The Aussie was the biggest loser over the last 24 hours, giving up three cents to sterling and one and a quarter to the US dollar. It was looking a bit put-upon on Tuesday evening and properly came to grief overnight when the Australian Bureau of Statistics published the latest inflation data. The annual increase of the headline consumer price index figure was steady at 1.5% but the "RBA Trimmed Mean", the measure followed most closely by the Reserve Bank of Australia, slowed to 2.1%, its lowest reading in more than three years.
Investors decided to mark down the NZ dollar as well, believing that both the antipodeans are vulnerable to further monetary easing - interest rate cuts - by their respective central banks.

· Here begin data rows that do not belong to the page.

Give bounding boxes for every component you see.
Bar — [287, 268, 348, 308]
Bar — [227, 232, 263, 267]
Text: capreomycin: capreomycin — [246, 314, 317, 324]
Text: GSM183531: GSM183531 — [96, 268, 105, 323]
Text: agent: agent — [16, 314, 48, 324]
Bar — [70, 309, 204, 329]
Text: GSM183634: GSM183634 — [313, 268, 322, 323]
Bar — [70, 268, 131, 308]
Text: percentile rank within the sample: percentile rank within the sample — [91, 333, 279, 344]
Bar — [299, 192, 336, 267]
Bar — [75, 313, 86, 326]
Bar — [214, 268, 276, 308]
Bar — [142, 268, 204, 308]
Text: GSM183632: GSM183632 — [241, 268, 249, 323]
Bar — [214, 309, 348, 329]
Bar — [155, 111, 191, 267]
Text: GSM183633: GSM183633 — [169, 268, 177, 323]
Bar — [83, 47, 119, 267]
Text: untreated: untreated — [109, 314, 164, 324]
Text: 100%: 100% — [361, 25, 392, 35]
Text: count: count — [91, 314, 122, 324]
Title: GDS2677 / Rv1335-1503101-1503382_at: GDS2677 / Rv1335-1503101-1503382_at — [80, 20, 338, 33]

The next opportunity for such a move comes tonight, when the RBNZ's governing committee decides whether or not to keep the Official Cash Rate at 2.75% (most analysts believe it will).
UK GDP misses the mark
The first estimate put third quarter UK economic growth at 0.5%. Investors had expected a figure of 0.6% so sterling dropped half a US cent on the news. The setback was a brief one though: on most fronts the pound gained ground, strengthening by an average of 0.3% on the day.
For a second day the Japanese currency led the way, drifting higher during the morning and stabilising after lunch for a net gain of one yen, 0.5%. The US dollar and the Swedish krona shared second place, advancing by 0.2% which, in the case of the dollar, was worth a quarter of a cent.
The dollar was helped by better-than-expected durable goods orders data. The -1.2% monthly fall in orders was way ahead of the forecast -3.0% decline. Investors were less impressed by the five-point deterioration in consumer confidence but it did not make them sell the dollar; they just stopped buying it.
FOMC & RBNZ
With few ecostats to provide a distraction, investors' focus will be on the monetary policy announcements by the Federal Open Market Committee and the Reserve Bank of New Zealand. Neither is expected to alter its benchmark interest rate.
That is not to say there is no chance of a change to the Federal Funds Rate or the Official Cash Rate. The former could conceivably be raised today and the RBNZ could deliver a cut. Unhelpfully, both announcements come after London has finished for the day.
As for today's economic statistics, German consumer confidence is a couple of ticks softer on the month art 9.4 and German import prices fell by another -0.7% in September. That just leaves the US trade deficit, about which nobody is particularly fussed.